Depuis près de 100 ans, le restaurant «Milchchuchi», à Erstfeld, sert des collaborateurs des CFF et d’autres clients 24/24h. Mais ce lieu est bien plus qu’une simple cantine.
Peut-on se sentir chez soi dans un restaurant? «Oui, répond Manuela Lüönd, c’est ce que je ressens. C’est en quelque sorte une caractéristique de notre établissement.» Chez soi, c’est un endroit où l’on se connaît, où l’on se sent bien. Où l’on peut se rendre à n’importe quelle heure du jour et de la nuit pour déguster un repas chaud. Comme ici, au «Milchchuchi», en plein cœur d’Erstfeld, un restaurant ouvert en continu du lundi 5h au dimanche 14h, dont les menus sont disponibles à toute heure et où le café ne coûte que 2,80 francs. Avec en prime, un sourire et un accueil chaleureux. La définition du «chez-soi», en somme. Ici, les clients peuvent rester aussi longtemps qu’ils le souhaitent: personne n’est mis à la porte.
Un petit village CFF
Mais ce n’est pas seulement pour les prix et les horaires d’ouverture que l’on s’y presse. Un lieu où l’on se sent chez soi, c’est aussi un endroit où l’on est en bonne compagnie: tous, ou presque, se connaissent. Les générations se mêlent. «L’ambiance ici est très familiale, plus que dans n’importe quel autre restaurant. Un peu comme un petit village CFF: tous ont quelque chose en commun et se tutoient rapidement. Mes clients sont des gens simples et abordables, explique la gérante. Le matin, des retraités des CFF viennent parfois parler du chemin de fer, de son passé et de son avenir.»
Karin Roner, aux fourneaux depuis 24 ans, est elle aussi en mesure de parler du passé: «il y a quelques années, nous avions beaucoup plus de travail: nous étions quatre en cuisine dès le matin. Mais l’affluence a baissé au fil du temps». Après des années à travailler à toute heure, il doit y avoir un certain nombre d’histoires à raconter? Karin Roner éclate d’un rire franc: «avant, nous avions des sans-abris. Je ne sais pas d’où ils venaient. Il leur est arrivé de laver leurs chaussettes ici, raconte-t-elle en secouant la tête. Mais même avec la meilleure volonté du monde, je ne trouverais pas d’autres histoires à raconter: comme nous ne vendons pas d’alcool, il ne se passe rien d’inhabituel chez nous».

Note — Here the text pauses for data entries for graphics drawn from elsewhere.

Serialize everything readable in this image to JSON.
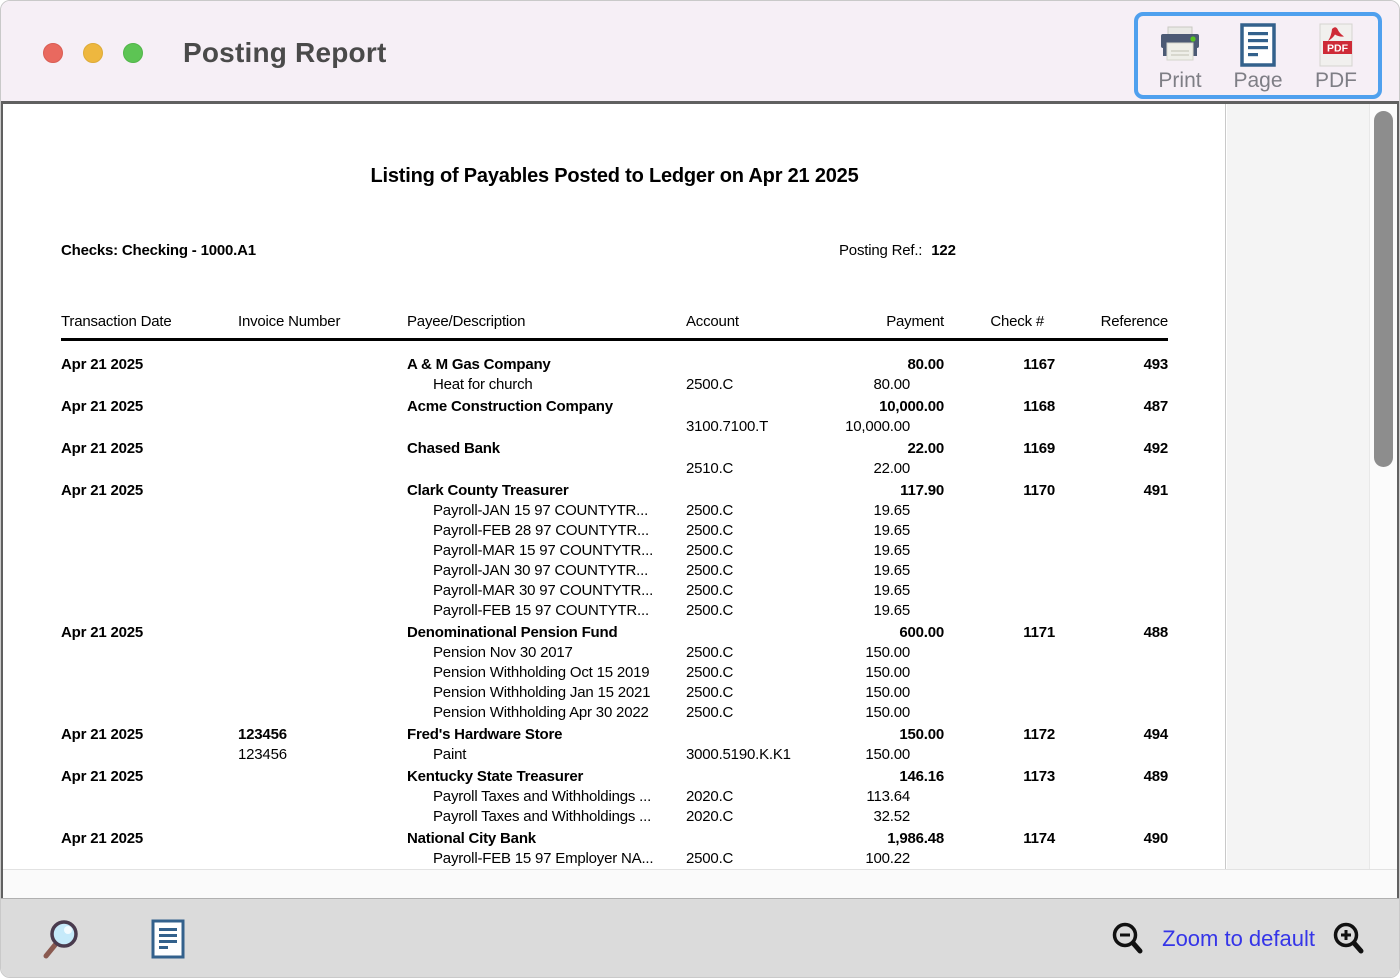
{
  "window": {
    "title": "Posting Report"
  },
  "toolbar": {
    "print_label": "Print",
    "page_label": "Page",
    "pdf_label": "PDF",
    "pdf_badge": "PDF"
  },
  "report": {
    "title": "Listing of Payables Posted to Ledger on Apr 21 2025",
    "account_line": "Checks: Checking - 1000.A1",
    "posting_ref_label": "Posting Ref.:",
    "posting_ref_value": "122",
    "columns": [
      "Transaction Date",
      "Invoice Number",
      "Payee/Description",
      "Account",
      "Payment",
      "Check #",
      "Reference"
    ],
    "rows": [
      {
        "date": "Apr 21 2025",
        "invoice": "",
        "payee": "A & M Gas Company",
        "payment": "80.00",
        "check": "1167",
        "reference": "493",
        "details": [
          {
            "invoice": "",
            "desc": "Heat for church",
            "account": "2500.C",
            "amount": "80.00"
          }
        ]
      },
      {
        "date": "Apr 21 2025",
        "invoice": "",
        "payee": "Acme Construction Company",
        "payment": "10,000.00",
        "check": "1168",
        "reference": "487",
        "details": [
          {
            "invoice": "",
            "desc": "",
            "account": "3100.7100.T",
            "amount": "10,000.00"
          }
        ]
      },
      {
        "date": "Apr 21 2025",
        "invoice": "",
        "payee": "Chased Bank",
        "payment": "22.00",
        "check": "1169",
        "reference": "492",
        "details": [
          {
            "invoice": "",
            "desc": "",
            "account": "2510.C",
            "amount": "22.00"
          }
        ]
      },
      {
        "date": "Apr 21 2025",
        "invoice": "",
        "payee": "Clark County Treasurer",
        "payment": "117.90",
        "check": "1170",
        "reference": "491",
        "details": [
          {
            "invoice": "",
            "desc": "Payroll-JAN 15 97 COUNTYTR...",
            "account": "2500.C",
            "amount": "19.65"
          },
          {
            "invoice": "",
            "desc": "Payroll-FEB 28 97 COUNTYTR...",
            "account": "2500.C",
            "amount": "19.65"
          },
          {
            "invoice": "",
            "desc": "Payroll-MAR 15 97 COUNTYTR...",
            "account": "2500.C",
            "amount": "19.65"
          },
          {
            "invoice": "",
            "desc": "Payroll-JAN 30 97 COUNTYTR...",
            "account": "2500.C",
            "amount": "19.65"
          },
          {
            "invoice": "",
            "desc": "Payroll-MAR 30 97 COUNTYTR...",
            "account": "2500.C",
            "amount": "19.65"
          },
          {
            "invoice": "",
            "desc": "Payroll-FEB 15 97 COUNTYTR...",
            "account": "2500.C",
            "amount": "19.65"
          }
        ]
      },
      {
        "date": "Apr 21 2025",
        "invoice": "",
        "payee": "Denominational Pension Fund",
        "payment": "600.00",
        "check": "1171",
        "reference": "488",
        "details": [
          {
            "invoice": "",
            "desc": "Pension Nov 30 2017",
            "account": "2500.C",
            "amount": "150.00"
          },
          {
            "invoice": "",
            "desc": "Pension Withholding Oct 15 2019",
            "account": "2500.C",
            "amount": "150.00"
          },
          {
            "invoice": "",
            "desc": "Pension Withholding Jan 15 2021",
            "account": "2500.C",
            "amount": "150.00"
          },
          {
            "invoice": "",
            "desc": "Pension Withholding Apr 30 2022",
            "account": "2500.C",
            "amount": "150.00"
          }
        ]
      },
      {
        "date": "Apr 21 2025",
        "invoice": "123456",
        "payee": "Fred's Hardware Store",
        "payment": "150.00",
        "check": "1172",
        "reference": "494",
        "details": [
          {
            "invoice": "123456",
            "desc": "Paint",
            "account": "3000.5190.K.K1",
            "amount": "150.00"
          }
        ]
      },
      {
        "date": "Apr 21 2025",
        "invoice": "",
        "payee": "Kentucky State Treasurer",
        "payment": "146.16",
        "check": "1173",
        "reference": "489",
        "details": [
          {
            "invoice": "",
            "desc": "Payroll Taxes and Withholdings ...",
            "account": "2020.C",
            "amount": "113.64"
          },
          {
            "invoice": "",
            "desc": "Payroll Taxes and Withholdings ...",
            "account": "2020.C",
            "amount": "32.52"
          }
        ]
      },
      {
        "date": "Apr 21 2025",
        "invoice": "",
        "payee": "National City Bank",
        "payment": "1,986.48",
        "check": "1174",
        "reference": "490",
        "details": [
          {
            "invoice": "",
            "desc": "Payroll-FEB 15 97 Employer NA...",
            "account": "2500.C",
            "amount": "100.22"
          }
        ]
      }
    ]
  },
  "footer": {
    "zoom_to_default_label": "Zoom to default"
  },
  "colors": {
    "titlebar_bg": "#f6eff6",
    "toolbar_selection_blue": "#4fa0ee",
    "traffic_red": "#e9695f",
    "traffic_yellow": "#eeb73f",
    "traffic_green": "#5dc454",
    "link_blue": "#3535e8",
    "footer_bg": "#dbdbdb",
    "pdf_red": "#ce2b37",
    "icon_steel_blue": "#33618c",
    "frame_gray": "#606060"
  }
}
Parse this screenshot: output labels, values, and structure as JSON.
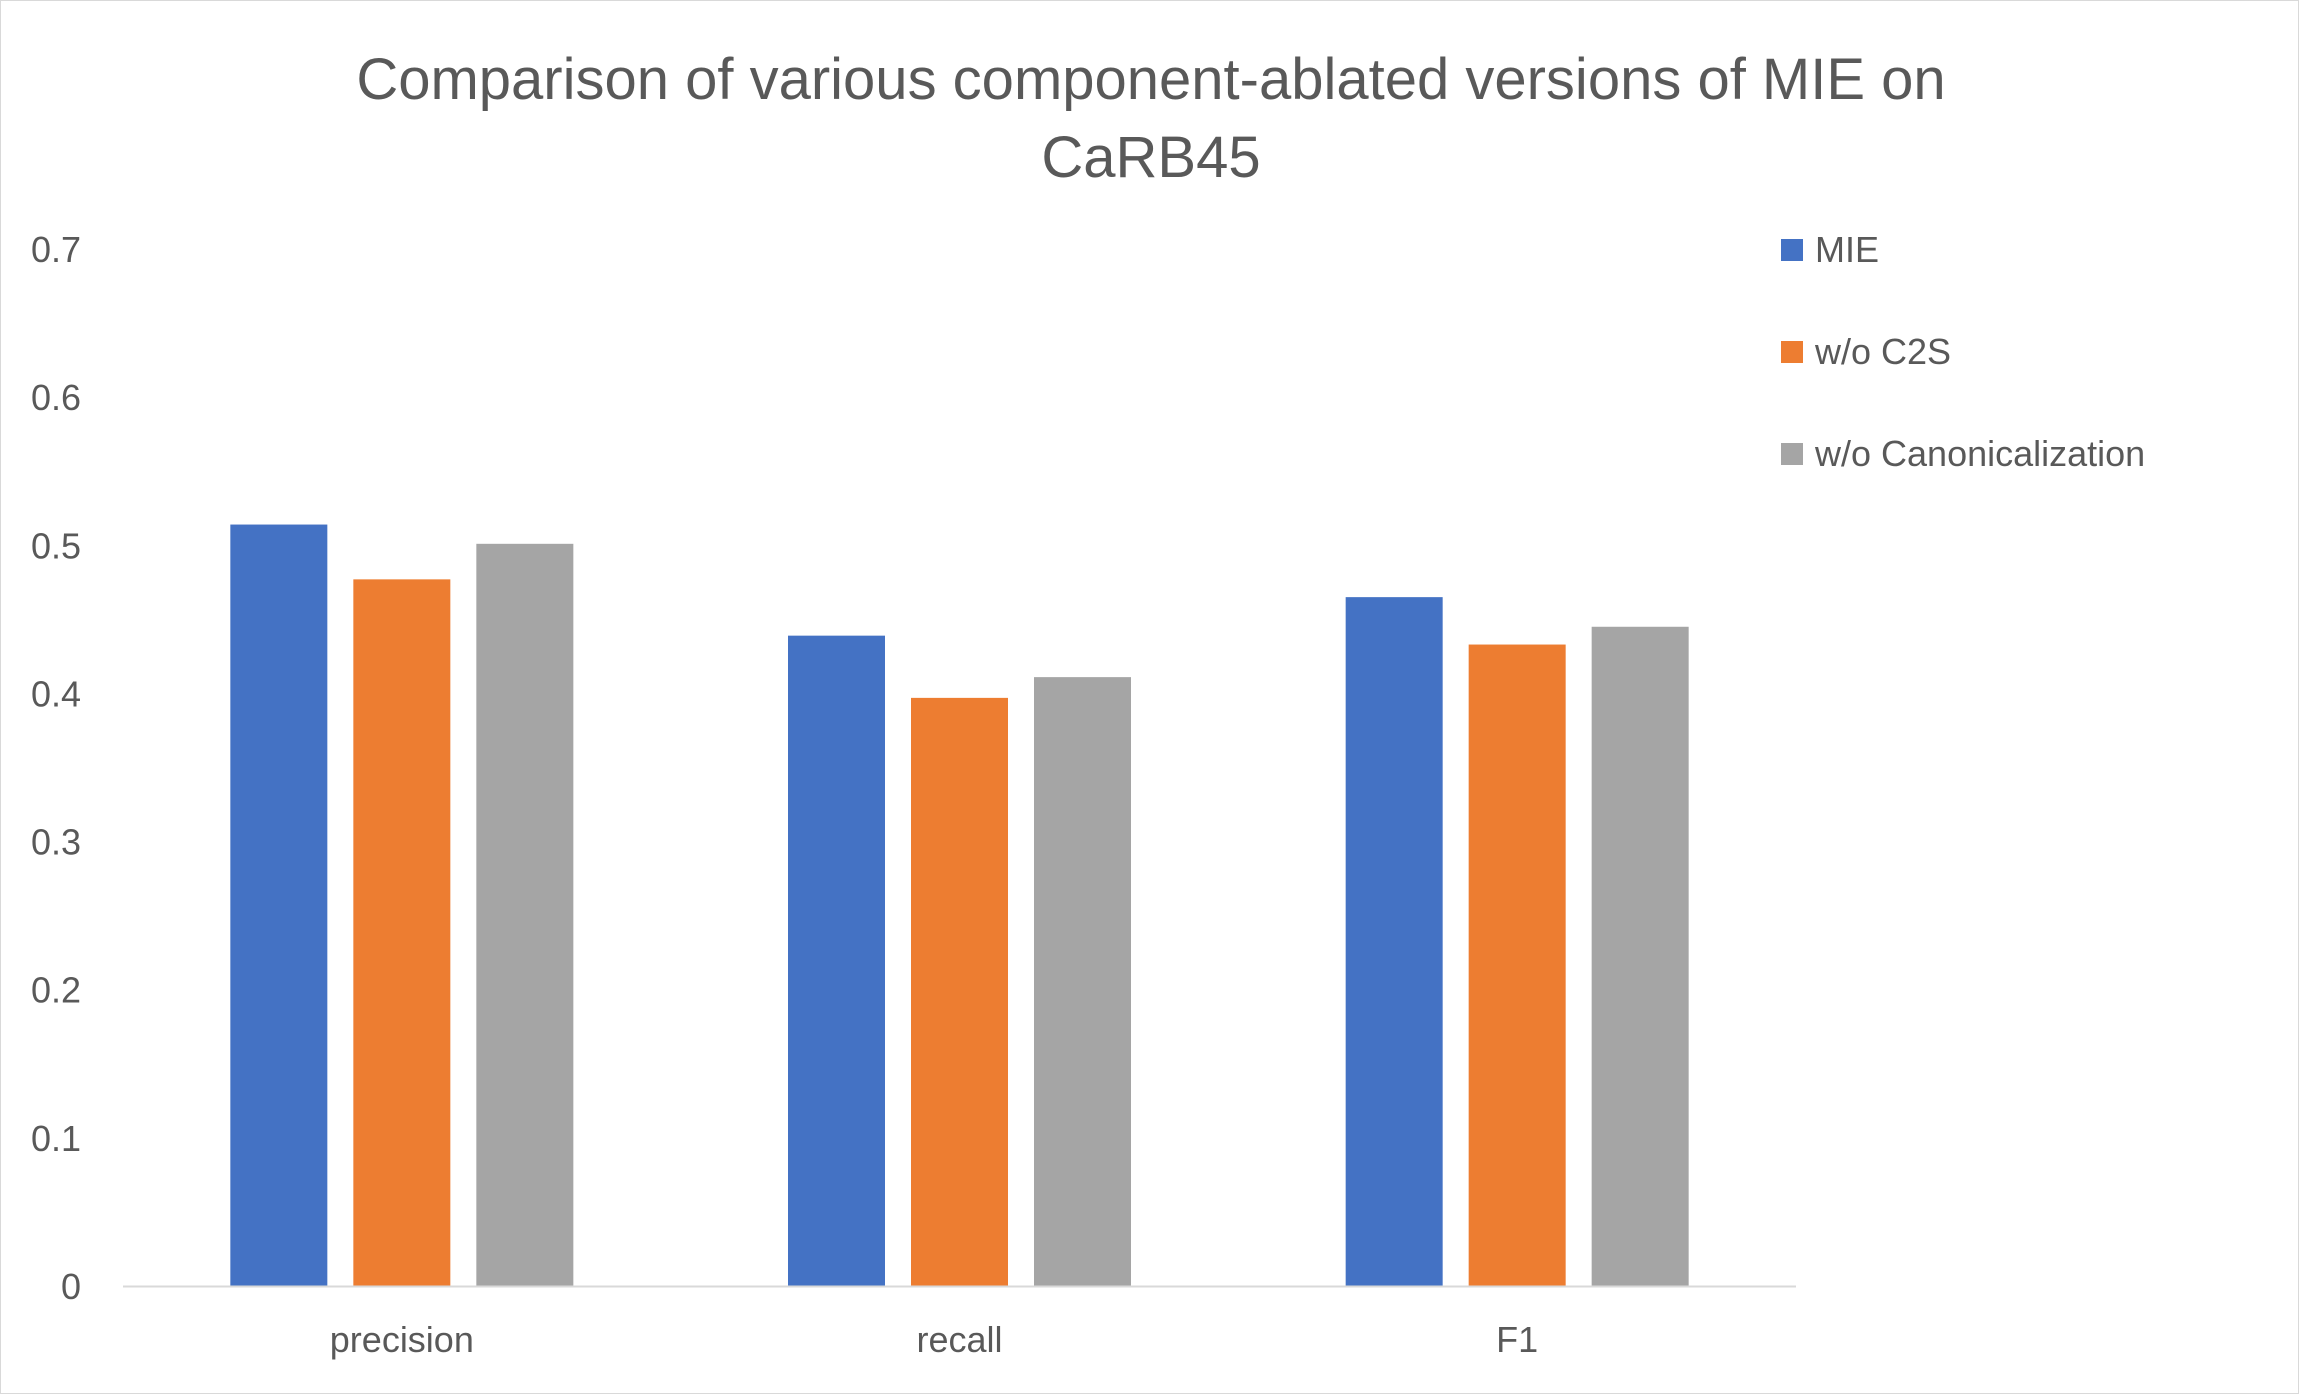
{
  "chart_data": {
    "type": "bar",
    "title": "Comparison of various component-ablated versions of MIE on CaRB45",
    "title_lines": [
      "Comparison of various component-ablated versions of MIE on",
      "CaRB45"
    ],
    "xlabel": "",
    "ylabel": "",
    "categories": [
      "precision",
      "recall",
      "F1"
    ],
    "series": [
      {
        "name": "MIE",
        "color": "#4472C4",
        "values": [
          0.514,
          0.439,
          0.465
        ]
      },
      {
        "name": "w/o C2S",
        "color": "#ED7D31",
        "values": [
          0.477,
          0.397,
          0.433
        ]
      },
      {
        "name": "w/o Canonicalization",
        "color": "#A5A5A5",
        "values": [
          0.501,
          0.411,
          0.445
        ]
      }
    ],
    "ylim": [
      0,
      0.7
    ],
    "yticks": [
      "0",
      "0.1",
      "0.2",
      "0.3",
      "0.4",
      "0.5",
      "0.6",
      "0.7"
    ],
    "grid": false,
    "legend_position": "top-right"
  }
}
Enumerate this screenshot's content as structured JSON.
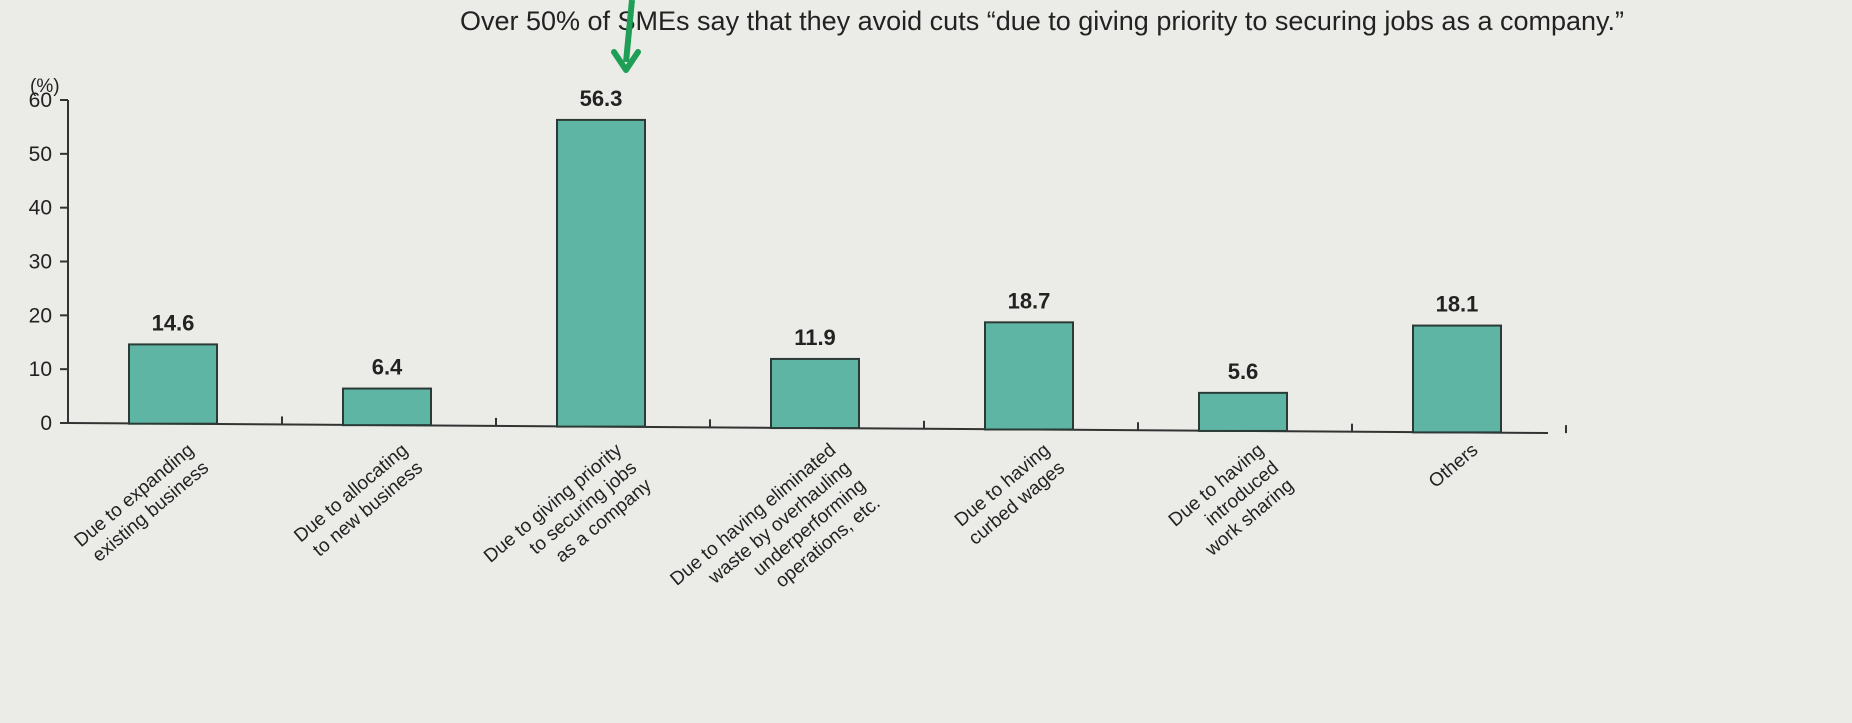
{
  "chart_data": {
    "type": "bar",
    "title": "Over 50% of SMEs say that they avoid cuts “due to giving priority to securing jobs as a company.”",
    "ylabel": "(%)",
    "ylim": [
      0,
      60
    ],
    "yticks": [
      0,
      10,
      20,
      30,
      40,
      50,
      60
    ],
    "grid": false,
    "categories": [
      [
        "Due to expanding",
        "existing business"
      ],
      [
        "Due to allocating",
        "to new business"
      ],
      [
        "Due to giving priority",
        "to securing jobs",
        "as a company"
      ],
      [
        "Due to having eliminated",
        "waste by overhauling",
        "underperforming",
        "operations, etc."
      ],
      [
        "Due to having",
        "curbed wages"
      ],
      [
        "Due to having",
        "introduced",
        "work sharing"
      ],
      [
        "Others"
      ]
    ],
    "values": [
      14.6,
      6.4,
      56.3,
      11.9,
      18.7,
      5.6,
      18.1
    ],
    "value_labels": [
      "14.6",
      "6.4",
      "56.3",
      "11.9",
      "18.7",
      "5.6",
      "18.1"
    ],
    "highlight_index": 2,
    "colors": {
      "bar_fill": "#5fb5a4",
      "bar_stroke": "#2b3a36",
      "axis": "#333333",
      "arrow": "#1f9e55",
      "background": "#ebece8"
    }
  }
}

Elle éclate une nouvelle fois de rire au souvenir de ce sans-abri qui s’était enfermé dans les toilettes avec son caniche plein de puces et refusait d’en sortir. Il avait fallu appeler la police pour le déloger. D’autres anecdotes lui reviennent alors à l’esprit, des histoires de drôles d’oiseaux que l’on accepte en toute simplicité au Milchchuchi, comme en famille. Par exemple, ce retraité qui lit le journal à voix haute aux clients pendant des heures. «C’est vrai, nous avons quelques personnages. Mais c’est justement parce que chez nous, chacun peut être lui-même. Finalement, nous avons tous un petit grain de folie!», commente Karin Roner avec un sourire, avant de poursuivre: «autrefois, chaque table avait sa signification, selon l’origine des clients: ici, c’était la table des Tessinois, ici celle des Bâlois et là celle des chefs de gare. Les règles étaient strictes et gare à celui qui s’asseyait au mauvais endroit!»
Mais aujourd’hui, plus de hiérarchie. Beaucoup de choses ont changé. Jusqu’en 2005, le Milchchuchi était un local sombre et crasseux. «Il était tout sauf ragoûtant, et surtout vieux, très vieux», raconte Manuela Lüönd avec une grimace. Les lieux ont alors été transformés, modernisés. L’ancien tableau de commande électrique, qui indiquait aux mécaniciens de locomotive la position des trains, a laissé place à un écran d’ordinateur. Et rien n’arrête le progrès, sauf en matière de noms. Malgré l’enseigne moderne «Chez SBB» qu’arbore le restaurant, pour les clients, le Milchchuchi reste le Milchchuchi. «On a bien voulu nous rebaptiser, raconte Karin Roner, mais il n’en est pas question.» Comme quoi, le marketing n’est pas toujours efficace. Quoi qu’il en soit, «Milchchuchi» reste un nom adéquat. Il y a bien assez de «restaurants du personnel» ou de «chez Untel».
Et Karin Roner d’ajouter, du haut de son expérience et dans un nouvel éclat de rire: «combien de fois ai-je entendu, au cours de ces 24 dernières années, que nous allions devoir mettre la clé sous la porte! Il faut croire qu’on survit plus longtemps quand on est donné pour mort!». La morale de cette histoire: on se laisse rarement déposséder facilement de son chez-soi.